For eight weeks Mackay laboured there, hard on the edge of the lake, living on the beach in a tent made of spars and sails. With hammer and chisel and saw he worked unsparingly at his task. He cut the middle eight feet from the boat, and bringing her stern and stem together patched the broken ends with wood from the middle part. After two months' work the now dumpier Daisy took the water again, and carried Mackay and his men safely up the long shores of Victoria Nyanza to the goal of all his travelling, the capital of M'tesa, King of Uganda.

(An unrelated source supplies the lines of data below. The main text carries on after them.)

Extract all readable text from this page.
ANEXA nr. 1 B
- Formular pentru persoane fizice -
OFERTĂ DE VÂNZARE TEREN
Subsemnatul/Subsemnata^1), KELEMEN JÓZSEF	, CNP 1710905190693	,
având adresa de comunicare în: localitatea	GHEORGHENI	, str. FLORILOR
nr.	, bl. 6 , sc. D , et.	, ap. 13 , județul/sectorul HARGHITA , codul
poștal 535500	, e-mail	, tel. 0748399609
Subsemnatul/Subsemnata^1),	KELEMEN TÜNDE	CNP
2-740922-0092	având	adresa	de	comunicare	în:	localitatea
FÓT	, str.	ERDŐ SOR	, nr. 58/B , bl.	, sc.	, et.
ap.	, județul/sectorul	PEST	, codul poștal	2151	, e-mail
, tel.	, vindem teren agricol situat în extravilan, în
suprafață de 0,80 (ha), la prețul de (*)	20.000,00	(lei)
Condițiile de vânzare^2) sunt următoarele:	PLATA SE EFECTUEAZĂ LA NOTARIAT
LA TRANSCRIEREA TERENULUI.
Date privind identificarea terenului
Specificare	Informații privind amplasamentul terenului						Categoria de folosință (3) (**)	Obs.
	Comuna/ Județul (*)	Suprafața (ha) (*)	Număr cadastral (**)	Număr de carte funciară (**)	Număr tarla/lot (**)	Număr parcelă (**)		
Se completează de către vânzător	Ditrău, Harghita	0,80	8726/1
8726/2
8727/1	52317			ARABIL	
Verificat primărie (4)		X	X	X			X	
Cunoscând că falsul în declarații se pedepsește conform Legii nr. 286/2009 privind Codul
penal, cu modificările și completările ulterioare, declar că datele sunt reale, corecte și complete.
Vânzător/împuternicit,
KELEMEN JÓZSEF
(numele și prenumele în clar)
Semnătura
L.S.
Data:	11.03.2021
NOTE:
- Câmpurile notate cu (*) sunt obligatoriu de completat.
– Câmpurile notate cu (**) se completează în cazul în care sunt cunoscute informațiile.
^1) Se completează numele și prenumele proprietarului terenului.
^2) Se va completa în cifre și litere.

The rolling tattoo of goat-skin drums filled the royal reception-hall of King M'tesa, as the great tyrant entered with his chiefs. M'tesa, his dark, cruel heavy face in vivid contrast with his spotless white robe, sat heavily down on his stool of State, while brazen trumpets sent to him from England blared as Mackay entered. The chiefs squatted on low stools and on the rush-strewn mud-floor before the King. At his side stood his Prime Minister, the Katikiro, a smaller man than the King, but swifter and more far-sighted. The Katikiro was dressed in a snowy-white Arab gown covered by a black mantle trimmed with gold. In his hard, guilty face treacherous cunning and masterful cruelty were blended.

M'tesa was gracious to Mackay, and gave him land on which to build his home. More important to Mackay than even his hut was his workshop, where he quickly fixed his forge and anvil, vise and lathe, and grindstone, for he was now in the place where he could practise his skill. It was for this that he had left home and friends, and pressed on in spite of fever and shipwreck to serve Africa and lead her to the worship of Jesus Christ by working and teaching as our Lord did when on earth.

One day the wide thatched roof of that workshop shaded from the flaming rays of the sun a crowded circle of the chiefs of Uganda with their slaves, who loved to come to "hear the bellows roar." They were gazing at Mackay, whose strong, bare right arm was swinging his hammer

"Clang-a-clang-clang."

Then a ruddy glow lit up the dark faces of the watchers and the bronzed face of the white man who in the centre of his workshop was blowing up his forge fire. Gripping in his pincers the iron hoe that was now red-hot, Mackay hammered it into shape and then plunged it all hissing into the bath of water that stood by him.

Hardly had the cloud of steam risen from the bath, when Mackay once more gripped the hoe, and moving to his grindstone placed his foot on the pedal and set the edge of the hoe against the whirling stone. The sparks flew high. A murmur came from the Uganda chiefs who stood around.

"It is witchcraft," they said to one another. "It is witchcraft by which Mazunga-wa-Kazi makes the hard iron tenfold harder in the water. It is witchcraft by which he sends the wheels round and makes our hoes sharp. Surely he is the great wizard."

Mackay caught the sound of the new name that they had given him—Mazunga-wa-Kazi—the White-Man-at-Work. They called him by this name because to them it was very strange that any man should work with his own hands.